Constitutional Challenge Threatens Federal Marijuana Rescheduling Efforts
In May 2026, the federal government’s plan to move marijuana from Schedule I to Schedule III of the Controlled Substances Act ran into a legal roadblock that political momentum alone cannot overcome. The Department of Justice (DOJ) has publicly conceded that the administrative law judge (ALJ) structure used by the Drug Enforcement Administration (DEA) violates the U.S. Constitution, even as it prepares to hold rescheduling hearings before that same tribunal.
The DOJ’s Formal Concession
On February 27, 2025, the DOJ filed a Notice of Change of Position in the case MMJ BioPharma Cultivation Inc. v. Bondi (Civil Action No. 1:24‑cv‑127‑WES‑PAS, D.R.I.). In that filing the government stated unequivocally:
“the multiple layers of removal restrictions for administrative law judges (‘ALJs’) in 5 U.S.C. § 7521 do not comport with the separation of powers and Article II.”
By abandoning its defense of the DEA ALJ framework, the DOJ acknowledged a structural defect that could invalidate any proceedings conducted before those judges.
Why the ALJ Structure Matters for Rescheduling
Under the Controlled Substances Act, rescheduling a substance cannot be accomplished by executive order alone. Once the process becomes contested, the statute mandates formal administrative hearings featuring evidence, witness testimony, and adjudication by DEA ALJs. If those judges are constitutionally insulated from presidential oversight, the entire hearing may be tainted by a separation‑of‑powers violation.
Supreme Court Precedent: Axon Enterprises, Inc. v. FTC
The Supreme Court’s 2023 decision in Axon Enterprises, Inc. v.

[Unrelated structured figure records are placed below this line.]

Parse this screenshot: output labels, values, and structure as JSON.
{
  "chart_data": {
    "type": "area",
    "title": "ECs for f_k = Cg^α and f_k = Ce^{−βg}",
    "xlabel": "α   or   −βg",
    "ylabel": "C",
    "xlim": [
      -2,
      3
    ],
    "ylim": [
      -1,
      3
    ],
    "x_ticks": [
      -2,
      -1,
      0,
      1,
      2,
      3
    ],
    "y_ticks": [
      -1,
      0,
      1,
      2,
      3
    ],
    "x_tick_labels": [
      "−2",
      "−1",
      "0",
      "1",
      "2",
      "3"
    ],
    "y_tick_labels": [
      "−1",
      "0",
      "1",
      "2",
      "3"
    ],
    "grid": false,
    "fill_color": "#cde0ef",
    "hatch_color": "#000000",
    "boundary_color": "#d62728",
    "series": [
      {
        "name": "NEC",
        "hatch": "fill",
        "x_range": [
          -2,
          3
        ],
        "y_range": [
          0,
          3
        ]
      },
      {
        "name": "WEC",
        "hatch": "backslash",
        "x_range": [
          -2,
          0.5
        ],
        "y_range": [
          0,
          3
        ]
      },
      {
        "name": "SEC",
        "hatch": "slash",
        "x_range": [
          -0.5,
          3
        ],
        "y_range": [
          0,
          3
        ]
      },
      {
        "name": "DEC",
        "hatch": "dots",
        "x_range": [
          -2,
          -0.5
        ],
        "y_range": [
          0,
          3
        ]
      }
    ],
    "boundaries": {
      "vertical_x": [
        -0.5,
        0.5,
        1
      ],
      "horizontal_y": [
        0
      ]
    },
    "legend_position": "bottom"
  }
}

Federal Trade Commission, 598 U.S. 175 (2023), held that being forced to participate in an unconstitutionally structured administrative proceeding constitutes a distinct legal injury that “is impossible to remedy once the proceeding is over.” Applied to the marijuana rescheduling context, any party subjected to hearings before the current DEA ALJ panel could seek immediate federal court intervention—potentially halting the process before a final decision is reached.
MMJ BioPharma’s Role and Compliance Path
MMJ BioPharma Cultivation, Inc., a federally compliant pharmaceutical cannabinoid company, initiated the challenge after pursuing DEA registration, FDA Investigational New Drug applications, and pharmaceutical manufacturing controls from the outset. Unlike many state‑market operators that functioned outside federal law, MMJ built its operations inside the federal regulatory framework, holding an active DEA Schedule I analytical laboratory registration.
Despite the DOJ’s concession, MMJ alleges that the DEA continued to press forward with administrative proceedings in DEA Docket No. 24‑13 using the very ALJ structure the government refused to defend in court.
The Upcoming June 29, 2026 Hearing
On April 23, 2026, the DOJ announced a new marijuana rescheduling hearing process slated to begin June 29, 2026. However, Congress has not amended the underlying statute governing DEA ALJs, the Supreme Court has not issued a structural remedy, and the ALJ system remains legally unsettled following the government’s own admission of its unconstitutionality.
Proceeding with contested hearings under these conditions raises the risk that any resulting rescheduling decision could be vacated on constitutional grounds, undermining the very policy objective the administration seeks to achieve.
The Core Legal Question
If the federal government itself admits that the DEA judge system violates the Constitution, how can marijuana rescheduling legally proceed through that same system? Until Congress revises the statutory framework or a constitutionally valid tribunal is established, this question may become one of the most significant obstacles to federal marijuana rescheduling.